Back in the day, Kep and Kampot along the coast was the place to go to escape the Cambodian heat. One of the attractions there was Bokor Hill Station, around 30km away from Kampot, high up on Preah Monivong National Park. It was a resort town set on the cliff top with stunning views over the Gulf of Thailand built in the 20’s where the French elitists could escape the heat altogether. The icing on the cake for this resort town was the Bokor Palace Hotel & Casino complete with its post office, apartments and a catholic church. Due to the remoteness of the location, over 900 lives were lost during its construction,
In the 1940’s during the Indochina War, Bokor Hill station was abandoned and in the 70’s was used by the Khmer Rouge as one of their final strongholds and was the scene of a bloody shootout against the Vietnamese prior to their defeat. Since then it’s been recently cleaned up slightly with a new layer of rendering put on it to cover up the bullet holes and weathered exterior. There’s talk of further development and turning it into a museum.

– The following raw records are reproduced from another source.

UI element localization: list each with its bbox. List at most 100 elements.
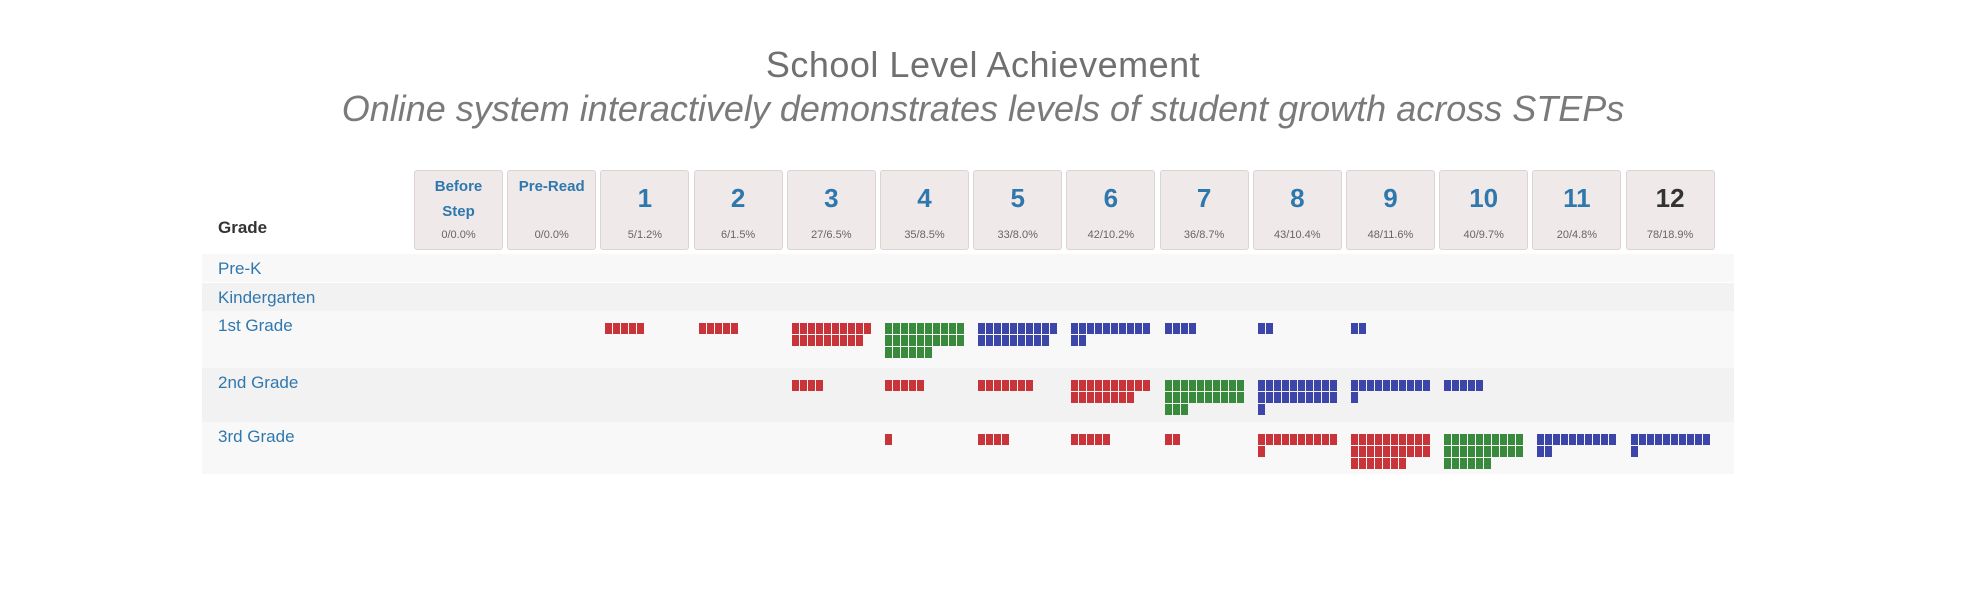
student-marker[interactable] (1444, 380, 1452, 391)
student-marker[interactable] (1468, 446, 1476, 457)
step-column-header[interactable]: 4 35/8.5% (880, 170, 969, 250)
student-marker[interactable] (1079, 392, 1087, 403)
student-marker[interactable] (1119, 323, 1127, 334)
student-marker[interactable] (823, 335, 831, 346)
student-marker[interactable] (1508, 446, 1516, 457)
student-marker[interactable] (901, 347, 908, 358)
student-marker[interactable] (986, 434, 994, 445)
student-marker[interactable] (1585, 434, 1593, 445)
student-marker[interactable] (1273, 392, 1281, 403)
student-marker[interactable] (839, 323, 847, 334)
student-marker[interactable] (1383, 380, 1390, 391)
student-marker[interactable] (1407, 434, 1414, 445)
student-marker[interactable] (1444, 434, 1452, 445)
step-column-header[interactable]: 10 40/9.7% (1439, 170, 1529, 250)
student-marker[interactable] (1228, 380, 1236, 391)
student-marker[interactable] (994, 434, 1002, 445)
student-marker[interactable] (1087, 434, 1095, 445)
student-marker[interactable] (1220, 380, 1228, 391)
step-column-header[interactable]: 11 20/4.8% (1532, 170, 1622, 250)
student-marker[interactable] (1313, 392, 1321, 403)
student-marker[interactable] (1188, 323, 1196, 334)
student-marker[interactable] (1313, 380, 1321, 391)
student-marker[interactable] (1537, 446, 1545, 457)
student-marker[interactable] (1204, 380, 1212, 391)
student-marker[interactable] (917, 380, 924, 391)
student-marker[interactable] (1103, 434, 1111, 445)
student-marker[interactable] (1359, 323, 1366, 334)
grade-row-label[interactable]: 1st Grade (218, 316, 293, 335)
student-marker[interactable] (839, 335, 847, 346)
student-marker[interactable] (1484, 458, 1492, 469)
student-cluster[interactable] (1351, 380, 1435, 403)
student-marker[interactable] (925, 323, 932, 334)
student-marker[interactable] (1476, 434, 1484, 445)
student-marker[interactable] (1329, 380, 1337, 391)
student-marker[interactable] (1444, 446, 1452, 457)
student-marker[interactable] (1577, 434, 1585, 445)
student-marker[interactable] (1188, 392, 1196, 403)
student-marker[interactable] (815, 380, 823, 391)
student-marker[interactable] (1329, 392, 1337, 403)
student-marker[interactable] (1415, 434, 1422, 445)
student-marker[interactable] (978, 323, 986, 334)
student-marker[interactable] (799, 380, 807, 391)
student-marker[interactable] (1359, 380, 1366, 391)
student-marker[interactable] (1476, 458, 1484, 469)
student-marker[interactable] (1281, 380, 1289, 391)
student-marker[interactable] (1071, 392, 1079, 403)
student-marker[interactable] (901, 335, 908, 346)
student-marker[interactable] (1026, 335, 1034, 346)
student-marker[interactable] (1460, 380, 1468, 391)
student-marker[interactable] (1452, 446, 1460, 457)
student-marker[interactable] (885, 323, 892, 334)
student-marker[interactable] (847, 335, 855, 346)
student-marker[interactable] (1383, 446, 1390, 457)
student-marker[interactable] (1383, 434, 1390, 445)
student-marker[interactable] (1492, 446, 1500, 457)
student-marker[interactable] (1257, 392, 1265, 403)
student-marker[interactable] (1399, 446, 1406, 457)
student-marker[interactable] (949, 323, 956, 334)
student-marker[interactable] (1273, 380, 1281, 391)
student-marker[interactable] (1662, 434, 1670, 445)
student-marker[interactable] (823, 323, 831, 334)
student-marker[interactable] (1516, 446, 1524, 457)
student-marker[interactable] (1351, 323, 1358, 334)
student-marker[interactable] (1188, 380, 1196, 391)
student-marker[interactable] (1460, 434, 1468, 445)
student-marker[interactable] (1686, 434, 1694, 445)
student-marker[interactable] (815, 335, 823, 346)
student-marker[interactable] (1444, 458, 1452, 469)
student-cluster[interactable] (1164, 323, 1249, 334)
student-cluster[interactable] (791, 323, 876, 346)
student-marker[interactable] (1351, 446, 1358, 457)
student-marker[interactable] (1289, 392, 1297, 403)
student-cluster[interactable] (1444, 380, 1528, 391)
student-marker[interactable] (917, 323, 924, 334)
student-marker[interactable] (1630, 434, 1638, 445)
student-marker[interactable] (807, 323, 815, 334)
student-marker[interactable] (933, 323, 940, 334)
student-marker[interactable] (1609, 434, 1617, 445)
student-marker[interactable] (1095, 392, 1103, 403)
student-marker[interactable] (1026, 323, 1034, 334)
student-marker[interactable] (1351, 434, 1358, 445)
student-marker[interactable] (1391, 380, 1398, 391)
student-marker[interactable] (714, 323, 722, 334)
step-column-header[interactable]: 1 5/1.2% (600, 170, 690, 250)
student-marker[interactable] (1476, 380, 1484, 391)
student-marker[interactable] (1561, 434, 1569, 445)
student-marker[interactable] (1042, 335, 1050, 346)
step-column-header[interactable]: Before Step 0/0.0% (414, 170, 503, 250)
student-marker[interactable] (1143, 323, 1151, 334)
student-marker[interactable] (730, 323, 738, 334)
student-marker[interactable] (1654, 434, 1662, 445)
student-cluster[interactable] (1351, 323, 1435, 334)
student-marker[interactable] (1351, 392, 1358, 403)
student-marker[interactable] (1289, 380, 1297, 391)
student-marker[interactable] (1087, 380, 1095, 391)
student-marker[interactable] (1180, 380, 1188, 391)
student-marker[interactable] (698, 323, 706, 334)
step-column-header[interactable]: 5 33/8.0% (973, 170, 1063, 250)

You can go on an organised tour to Bokor Hill Station but to be honest there’s not too much history that you cannot get from a guidebook or the internet. In my opinion, the best way to get up and around is by scooter. It was the first time I hired a scooter in SE Asia but after a few minutes of riding around the backstreets, it was fairly easy to become reacquainted with it again. At times heading up the windy roads to the top of the mountain I had to refrain from becoming too cocky and going too fast. Although the street signs around the corners are quite conservative, set at 20km/h you can easily go 40km/h. For $5 you can have it for a day but make sure you fill the tank up to the brim as you’ll need it to get there and back to the nearest gas station. There’s no clear markers or maps up on the mountain, but also it’s not easy to get lost as all of the roads seem to loop back to the entrance.
It’s a bit of a weird feeling riding through Bokor Hill station. At each site I visited, there were new developments that made no logical sense or did not fit in with the environment: A function centre that sits a thousand people next to a waterfall that is reduced to a trickle for half of the year, an apartment development near a temple and an abandoned church, and finally a huge resort that can sleep thousands of people. I was hoping to explore an area that would give me the creeps that would give me goosebumps from the stories of its past, but what I found was some old buildings buildings with food stalls setup up the front for tourists and surrounded by tacky developments. All of this in what is classified as a national park. Nevertheless, It’s an interesting ride that will take half a day depending on how long you stay at each of the locations.
If you’re in Kampot and feel like getting away from the heat then a morning trip here is the perfect way to escape the heat. Make sure you bring something warm as the ride up through the mist half way up the mountain has a chill in it. As soon as you clear the mist and find your way to the top of the mountain, the sun does have quite a bite to it so lather up on the SPF 50.
To get there, head over the bridge west of Kampot and head along National Highway 3. At around 8km out look for signs for Bokor Hill Station on the right. A US$0.50 admission fee is charged at the entrance and from there it’s a 30min ride up the hill.
Have you ever seen an abandoned town like Bokor Hill Station?